I was also interested in RBPs role in cytoprotection. The retinoic acid nuclear receptor (RAR) agonist, all-trans retinoic acid (ATRA), induced RBP with similar kinetics as DDM-PGE2. Treatment of ATRA also recapitulated the cytoprotective effects of DDM-PGE2 in LLC-PK1 cells, suggesting the possible involvement of retinoid signaling in the cytoprotection.
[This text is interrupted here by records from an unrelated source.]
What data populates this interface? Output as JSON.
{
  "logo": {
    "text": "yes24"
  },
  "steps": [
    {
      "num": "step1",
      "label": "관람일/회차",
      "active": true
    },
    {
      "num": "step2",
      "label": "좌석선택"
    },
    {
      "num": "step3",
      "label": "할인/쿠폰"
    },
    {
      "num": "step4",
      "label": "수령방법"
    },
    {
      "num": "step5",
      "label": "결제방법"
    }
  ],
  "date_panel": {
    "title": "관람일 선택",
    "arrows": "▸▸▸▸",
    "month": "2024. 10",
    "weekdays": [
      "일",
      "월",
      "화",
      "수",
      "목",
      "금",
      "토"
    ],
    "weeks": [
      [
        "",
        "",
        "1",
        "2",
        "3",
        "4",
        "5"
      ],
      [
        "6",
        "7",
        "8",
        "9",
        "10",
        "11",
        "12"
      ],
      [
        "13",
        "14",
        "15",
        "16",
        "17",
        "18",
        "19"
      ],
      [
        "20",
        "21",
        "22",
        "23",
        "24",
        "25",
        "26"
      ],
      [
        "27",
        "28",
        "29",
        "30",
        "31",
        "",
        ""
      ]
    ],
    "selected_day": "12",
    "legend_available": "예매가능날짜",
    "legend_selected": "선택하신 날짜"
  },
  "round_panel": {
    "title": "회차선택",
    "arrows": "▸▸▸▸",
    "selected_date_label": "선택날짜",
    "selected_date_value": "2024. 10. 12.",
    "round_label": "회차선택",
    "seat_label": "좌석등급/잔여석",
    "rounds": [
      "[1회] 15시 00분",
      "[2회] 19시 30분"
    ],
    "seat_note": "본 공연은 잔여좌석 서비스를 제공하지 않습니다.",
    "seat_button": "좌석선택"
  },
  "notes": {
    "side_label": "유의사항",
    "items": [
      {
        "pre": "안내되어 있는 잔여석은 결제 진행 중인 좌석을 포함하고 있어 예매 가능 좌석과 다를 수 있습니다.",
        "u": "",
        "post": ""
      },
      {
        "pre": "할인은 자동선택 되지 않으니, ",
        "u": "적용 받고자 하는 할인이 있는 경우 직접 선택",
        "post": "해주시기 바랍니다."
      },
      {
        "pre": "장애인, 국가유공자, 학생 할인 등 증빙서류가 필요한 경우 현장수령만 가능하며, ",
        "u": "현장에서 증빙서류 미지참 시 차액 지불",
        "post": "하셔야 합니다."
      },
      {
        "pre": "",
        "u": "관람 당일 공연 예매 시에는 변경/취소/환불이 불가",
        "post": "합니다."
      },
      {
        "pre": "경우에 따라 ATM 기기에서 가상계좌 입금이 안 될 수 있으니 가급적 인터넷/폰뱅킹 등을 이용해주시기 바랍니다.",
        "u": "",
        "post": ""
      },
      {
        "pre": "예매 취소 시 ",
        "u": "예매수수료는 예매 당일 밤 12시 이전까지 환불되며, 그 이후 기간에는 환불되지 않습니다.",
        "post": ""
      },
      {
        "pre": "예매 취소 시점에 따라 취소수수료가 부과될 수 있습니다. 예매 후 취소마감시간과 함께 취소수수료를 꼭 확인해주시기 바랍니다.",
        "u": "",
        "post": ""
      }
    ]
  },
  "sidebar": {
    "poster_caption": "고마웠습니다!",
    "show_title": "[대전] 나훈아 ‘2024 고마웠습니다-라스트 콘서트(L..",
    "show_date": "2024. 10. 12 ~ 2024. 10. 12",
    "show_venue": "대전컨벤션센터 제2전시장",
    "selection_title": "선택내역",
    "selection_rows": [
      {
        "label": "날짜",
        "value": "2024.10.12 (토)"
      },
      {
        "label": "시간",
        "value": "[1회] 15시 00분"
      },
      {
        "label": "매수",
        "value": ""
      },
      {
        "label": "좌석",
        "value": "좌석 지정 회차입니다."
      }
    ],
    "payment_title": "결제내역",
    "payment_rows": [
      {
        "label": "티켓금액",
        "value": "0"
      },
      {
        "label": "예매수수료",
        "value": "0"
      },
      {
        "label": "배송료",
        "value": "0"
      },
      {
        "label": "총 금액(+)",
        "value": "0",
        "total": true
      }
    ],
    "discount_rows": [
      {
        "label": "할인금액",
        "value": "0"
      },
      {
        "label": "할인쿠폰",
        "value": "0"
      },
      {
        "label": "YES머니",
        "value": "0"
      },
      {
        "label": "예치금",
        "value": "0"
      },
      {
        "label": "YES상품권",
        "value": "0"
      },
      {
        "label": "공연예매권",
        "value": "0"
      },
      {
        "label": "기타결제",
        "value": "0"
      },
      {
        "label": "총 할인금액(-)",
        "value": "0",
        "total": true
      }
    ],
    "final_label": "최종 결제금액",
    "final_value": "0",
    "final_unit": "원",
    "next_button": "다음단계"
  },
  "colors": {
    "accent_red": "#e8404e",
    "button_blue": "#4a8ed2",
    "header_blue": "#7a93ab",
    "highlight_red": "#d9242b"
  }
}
Finally, I investigated DDM-PGE2 ability to protect against TGHQ-induced renal necrosis in vivo by mechanisms identified in the in vitro model. It has been suggested that PG-mediated protection of the kidney in vivo involves regulation of renal hemodynamics, direct cellular actions, or a combination of both. Conclusions made from these investigations may contribute to future design of kidney disease therapeutics.

Publications:

Abstracts:

• All-Trans-Retinoic Acid Protects Against ROS Induced Kidney Injury. Lau, S.S., Lord-Garcia, J.L., Lai, L-W., Yong, K.Y., Lien, Y-H.H., and Monks, T.J. Toxicologist, 105, 906, 2011.

• Site specific phosphorylation of heat shock protein 27 (hsp27) regulates cell survival and death. Lord-Garcia, J., Labenski, M.T., Cromey, D., Xie, R., Galligan, M., Monks, T.J. and Lau, S.S. The FASEB Journal, 22, 1140.7, 2008.

• Renal toxicant-specific heat shock protein 27 phosphorylation. Lord J.L., Jia Z., Person, M.D., Shen J, Hunt A, Monks T.J., and Lau S.S.  The FASEB Journal, 20, Abstract #80.13, 2006.

• Chemical dependent phosphorylation of heat shock protein 27.  Lord, J.L., Jia, Z, Person, M.D., Shen J, Hunt A, Monks T.J., and Lau S.S. Toxicologist, 90, 483, 2006.

• Thromboxane receptor dependent induction of retinol binding protein contributes to 11-deoxy-16,16-dimethyl prostaglandin E2 mediated cytoprotection. Lord, J.L., Jia Z., Bratton, S.B., Monks, T.J. and Lau, S.S. The FASEB Journal, 19, Abstract #638.8, 2005.

• Up-regulation of heat shock protein 27 and retinol binding protein contributes to 11-deoxy-16,16-dimethyl prostaglandin E2 mediated cytoprotection. Lord, J.L., Jia, Z., Cromey, D.W., Lantz, R.C., Monks, T.J. and Lau, S.S. Toxicologist 84, 434, 2005.